While secondaries have been one of the fastest growing segments of the private equity market for more than a decade, we expect that further demand for liquidity, along with renewed macroeconomic uncertainty and recent market volatility, will continue to create attractive opportunities for seasoned secondaries investors in the current environment.

In this paper, we discuss why we believe current market conditions will continue to benefit secondary buyers. Given the size of the market, the increased portfolio management by limited partners (LPs), and the establishment of general-partner-led (GP-led) transactions, we expect the positive impact from current uncertainty and volatility to be much larger than in prior secondary cycles.
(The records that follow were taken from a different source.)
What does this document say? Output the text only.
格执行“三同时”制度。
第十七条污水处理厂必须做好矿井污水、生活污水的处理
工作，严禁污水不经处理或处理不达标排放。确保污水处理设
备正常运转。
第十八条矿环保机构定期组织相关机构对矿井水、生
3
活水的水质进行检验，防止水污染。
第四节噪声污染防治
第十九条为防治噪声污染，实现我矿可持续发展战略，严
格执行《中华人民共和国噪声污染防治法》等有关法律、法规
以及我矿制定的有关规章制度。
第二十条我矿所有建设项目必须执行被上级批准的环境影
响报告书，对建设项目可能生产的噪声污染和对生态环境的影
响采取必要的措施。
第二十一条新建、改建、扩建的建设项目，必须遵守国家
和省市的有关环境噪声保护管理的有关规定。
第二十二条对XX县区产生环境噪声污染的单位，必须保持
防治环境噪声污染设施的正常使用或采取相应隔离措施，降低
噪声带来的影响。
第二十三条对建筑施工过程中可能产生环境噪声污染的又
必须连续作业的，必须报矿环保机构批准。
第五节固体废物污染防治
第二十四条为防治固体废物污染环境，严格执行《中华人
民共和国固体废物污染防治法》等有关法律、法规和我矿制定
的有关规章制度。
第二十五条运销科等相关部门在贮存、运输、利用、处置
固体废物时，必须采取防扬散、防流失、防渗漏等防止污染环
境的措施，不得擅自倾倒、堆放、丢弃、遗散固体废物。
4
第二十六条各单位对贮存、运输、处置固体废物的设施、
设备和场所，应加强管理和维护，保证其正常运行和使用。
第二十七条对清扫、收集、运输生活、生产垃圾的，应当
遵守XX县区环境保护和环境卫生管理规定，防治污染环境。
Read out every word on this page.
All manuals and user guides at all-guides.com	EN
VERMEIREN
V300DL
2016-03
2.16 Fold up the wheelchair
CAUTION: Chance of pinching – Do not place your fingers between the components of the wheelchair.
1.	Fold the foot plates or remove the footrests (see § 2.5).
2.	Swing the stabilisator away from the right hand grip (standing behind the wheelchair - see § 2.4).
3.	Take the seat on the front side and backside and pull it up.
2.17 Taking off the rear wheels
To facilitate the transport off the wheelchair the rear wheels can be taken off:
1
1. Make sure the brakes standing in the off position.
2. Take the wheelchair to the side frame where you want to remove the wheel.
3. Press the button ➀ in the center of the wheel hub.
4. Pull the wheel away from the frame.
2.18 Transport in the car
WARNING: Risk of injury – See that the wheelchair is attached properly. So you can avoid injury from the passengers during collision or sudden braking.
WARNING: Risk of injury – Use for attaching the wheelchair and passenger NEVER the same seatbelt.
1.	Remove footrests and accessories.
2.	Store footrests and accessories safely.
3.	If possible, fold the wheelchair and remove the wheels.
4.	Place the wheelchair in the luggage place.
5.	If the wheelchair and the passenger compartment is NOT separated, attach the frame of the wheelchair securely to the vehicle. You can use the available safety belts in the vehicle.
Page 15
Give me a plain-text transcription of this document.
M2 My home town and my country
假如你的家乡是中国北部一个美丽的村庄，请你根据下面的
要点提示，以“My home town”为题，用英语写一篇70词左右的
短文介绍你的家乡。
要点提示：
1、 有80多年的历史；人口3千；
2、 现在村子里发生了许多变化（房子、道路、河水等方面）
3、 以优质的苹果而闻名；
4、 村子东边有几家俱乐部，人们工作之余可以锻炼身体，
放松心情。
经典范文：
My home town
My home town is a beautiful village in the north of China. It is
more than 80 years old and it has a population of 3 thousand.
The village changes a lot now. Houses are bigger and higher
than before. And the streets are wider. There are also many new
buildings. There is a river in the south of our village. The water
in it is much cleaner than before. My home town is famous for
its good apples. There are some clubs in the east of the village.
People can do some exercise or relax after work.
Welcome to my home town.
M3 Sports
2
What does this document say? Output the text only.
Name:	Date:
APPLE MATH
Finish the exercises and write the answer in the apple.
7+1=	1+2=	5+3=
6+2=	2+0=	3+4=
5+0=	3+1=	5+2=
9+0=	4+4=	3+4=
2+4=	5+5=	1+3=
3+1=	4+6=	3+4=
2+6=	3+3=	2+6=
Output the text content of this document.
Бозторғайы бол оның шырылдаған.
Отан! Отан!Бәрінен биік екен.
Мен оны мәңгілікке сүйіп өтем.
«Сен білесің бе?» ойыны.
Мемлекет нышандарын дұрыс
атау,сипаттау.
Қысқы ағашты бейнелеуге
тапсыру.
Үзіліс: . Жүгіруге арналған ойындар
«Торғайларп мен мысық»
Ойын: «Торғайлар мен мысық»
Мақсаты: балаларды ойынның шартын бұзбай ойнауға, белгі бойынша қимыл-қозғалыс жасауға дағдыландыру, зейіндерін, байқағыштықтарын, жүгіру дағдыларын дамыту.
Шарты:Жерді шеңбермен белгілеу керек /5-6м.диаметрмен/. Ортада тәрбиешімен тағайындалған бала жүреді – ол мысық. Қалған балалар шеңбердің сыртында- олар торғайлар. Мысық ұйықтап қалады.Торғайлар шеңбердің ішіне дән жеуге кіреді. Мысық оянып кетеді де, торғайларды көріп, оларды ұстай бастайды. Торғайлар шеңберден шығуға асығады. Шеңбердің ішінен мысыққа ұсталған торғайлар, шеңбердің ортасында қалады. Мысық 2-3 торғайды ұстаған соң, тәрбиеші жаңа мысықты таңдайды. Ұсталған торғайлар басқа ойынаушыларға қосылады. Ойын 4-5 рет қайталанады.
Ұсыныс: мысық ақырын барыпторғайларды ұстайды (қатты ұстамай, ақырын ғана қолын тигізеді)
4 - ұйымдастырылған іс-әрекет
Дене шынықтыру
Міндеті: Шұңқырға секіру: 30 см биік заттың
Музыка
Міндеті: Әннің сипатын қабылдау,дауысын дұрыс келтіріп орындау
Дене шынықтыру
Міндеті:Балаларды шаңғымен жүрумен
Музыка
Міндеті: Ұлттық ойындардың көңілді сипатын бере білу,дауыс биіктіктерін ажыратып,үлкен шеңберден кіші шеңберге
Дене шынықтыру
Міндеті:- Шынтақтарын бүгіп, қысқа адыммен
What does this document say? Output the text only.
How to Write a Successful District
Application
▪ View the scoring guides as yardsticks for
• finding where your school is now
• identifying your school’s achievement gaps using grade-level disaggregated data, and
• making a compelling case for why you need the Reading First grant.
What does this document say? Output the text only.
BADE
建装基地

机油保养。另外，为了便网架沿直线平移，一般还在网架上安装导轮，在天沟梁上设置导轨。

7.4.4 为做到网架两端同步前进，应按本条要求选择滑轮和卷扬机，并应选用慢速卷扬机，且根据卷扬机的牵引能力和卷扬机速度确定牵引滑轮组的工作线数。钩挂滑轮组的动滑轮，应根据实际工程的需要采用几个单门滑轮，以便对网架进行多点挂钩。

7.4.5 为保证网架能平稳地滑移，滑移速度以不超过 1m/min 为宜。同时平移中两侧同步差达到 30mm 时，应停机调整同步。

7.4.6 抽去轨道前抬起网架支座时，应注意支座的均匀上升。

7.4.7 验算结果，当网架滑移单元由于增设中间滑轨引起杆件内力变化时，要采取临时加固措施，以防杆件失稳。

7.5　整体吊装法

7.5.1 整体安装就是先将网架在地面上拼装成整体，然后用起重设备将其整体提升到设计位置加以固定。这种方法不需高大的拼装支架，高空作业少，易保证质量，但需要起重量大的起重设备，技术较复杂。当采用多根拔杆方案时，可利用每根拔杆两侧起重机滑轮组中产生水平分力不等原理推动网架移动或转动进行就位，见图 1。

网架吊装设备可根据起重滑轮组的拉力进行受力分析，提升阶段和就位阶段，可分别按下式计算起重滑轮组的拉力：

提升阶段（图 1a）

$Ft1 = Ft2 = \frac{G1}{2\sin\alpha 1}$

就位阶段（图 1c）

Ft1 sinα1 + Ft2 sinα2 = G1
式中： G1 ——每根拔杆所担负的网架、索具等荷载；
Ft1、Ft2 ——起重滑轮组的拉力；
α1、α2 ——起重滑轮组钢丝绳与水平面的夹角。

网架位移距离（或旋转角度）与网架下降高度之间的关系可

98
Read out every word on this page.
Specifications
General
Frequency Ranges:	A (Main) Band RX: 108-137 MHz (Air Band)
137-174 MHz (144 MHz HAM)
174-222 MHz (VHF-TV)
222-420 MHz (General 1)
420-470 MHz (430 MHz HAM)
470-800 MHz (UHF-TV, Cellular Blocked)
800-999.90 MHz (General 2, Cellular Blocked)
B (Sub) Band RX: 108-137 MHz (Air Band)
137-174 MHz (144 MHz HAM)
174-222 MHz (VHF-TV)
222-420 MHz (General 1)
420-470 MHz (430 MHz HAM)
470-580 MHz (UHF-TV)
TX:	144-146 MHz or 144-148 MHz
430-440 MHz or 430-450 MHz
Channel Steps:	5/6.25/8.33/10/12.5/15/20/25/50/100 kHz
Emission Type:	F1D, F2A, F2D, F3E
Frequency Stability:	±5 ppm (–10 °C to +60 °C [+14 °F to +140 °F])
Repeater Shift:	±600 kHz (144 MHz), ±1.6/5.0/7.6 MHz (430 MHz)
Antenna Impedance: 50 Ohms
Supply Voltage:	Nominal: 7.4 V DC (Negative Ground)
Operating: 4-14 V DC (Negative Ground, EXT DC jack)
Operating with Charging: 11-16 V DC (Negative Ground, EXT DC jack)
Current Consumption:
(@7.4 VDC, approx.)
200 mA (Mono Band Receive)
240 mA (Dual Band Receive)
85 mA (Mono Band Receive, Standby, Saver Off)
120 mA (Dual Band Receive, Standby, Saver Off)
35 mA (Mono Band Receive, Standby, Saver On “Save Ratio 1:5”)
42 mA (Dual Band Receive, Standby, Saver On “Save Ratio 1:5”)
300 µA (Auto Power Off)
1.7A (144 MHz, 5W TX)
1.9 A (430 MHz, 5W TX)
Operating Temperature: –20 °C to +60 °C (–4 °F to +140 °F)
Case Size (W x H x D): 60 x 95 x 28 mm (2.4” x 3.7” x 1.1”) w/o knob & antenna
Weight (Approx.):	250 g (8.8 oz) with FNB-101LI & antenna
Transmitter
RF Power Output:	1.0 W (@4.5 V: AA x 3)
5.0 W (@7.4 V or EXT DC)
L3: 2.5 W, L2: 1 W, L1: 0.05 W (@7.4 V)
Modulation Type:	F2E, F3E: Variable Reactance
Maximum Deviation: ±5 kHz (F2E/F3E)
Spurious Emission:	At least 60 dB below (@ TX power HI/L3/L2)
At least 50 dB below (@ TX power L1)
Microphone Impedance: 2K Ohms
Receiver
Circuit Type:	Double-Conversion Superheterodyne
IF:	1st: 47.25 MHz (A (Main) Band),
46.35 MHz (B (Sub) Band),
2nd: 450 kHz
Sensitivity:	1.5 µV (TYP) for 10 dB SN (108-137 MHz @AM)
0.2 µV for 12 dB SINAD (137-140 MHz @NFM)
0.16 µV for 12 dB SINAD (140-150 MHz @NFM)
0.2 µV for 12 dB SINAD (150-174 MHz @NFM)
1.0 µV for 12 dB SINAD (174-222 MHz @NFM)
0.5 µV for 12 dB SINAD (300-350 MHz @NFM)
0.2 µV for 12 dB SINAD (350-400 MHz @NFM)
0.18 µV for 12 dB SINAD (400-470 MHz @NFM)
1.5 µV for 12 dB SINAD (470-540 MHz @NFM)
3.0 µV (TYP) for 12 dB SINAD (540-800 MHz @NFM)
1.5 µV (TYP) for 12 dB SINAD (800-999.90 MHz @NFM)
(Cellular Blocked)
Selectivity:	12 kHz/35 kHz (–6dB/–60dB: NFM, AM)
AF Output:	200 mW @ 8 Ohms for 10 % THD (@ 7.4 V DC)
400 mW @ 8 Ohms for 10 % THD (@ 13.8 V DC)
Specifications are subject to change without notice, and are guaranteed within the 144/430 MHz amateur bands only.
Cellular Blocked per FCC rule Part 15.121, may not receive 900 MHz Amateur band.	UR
  • Record secondary volume: New records were set in 2024, driven by both LP and GP-led transactions.
  • Long-term and near-term growth support: Secular support remains in place, while secondaries are seen as the potential solution to the industry’s prolonged lack of exit liquidity.
  • Continuing growth in GP-led secondaries: We see further adoption as GPs realize they can hold onto star assets while making much needed distributions to investors, and LPs recognize the attractive return potential as supported by the latest data that appear to confirm that GP-led transactions can generate buyout returns with lower risk.
  • Undercapitalization relative to demand: Secondary fundraising has been strong, but not strong enough to keep pace with the growth in transaction volumes, resulting in attractive supply-demand dynamics for secondary buyers.
  • Attractive Pricing: The supply-demand balance keeps pricing attractive relative to long-term averages; we observe pockets of value in high quality LP and GP-led transactions.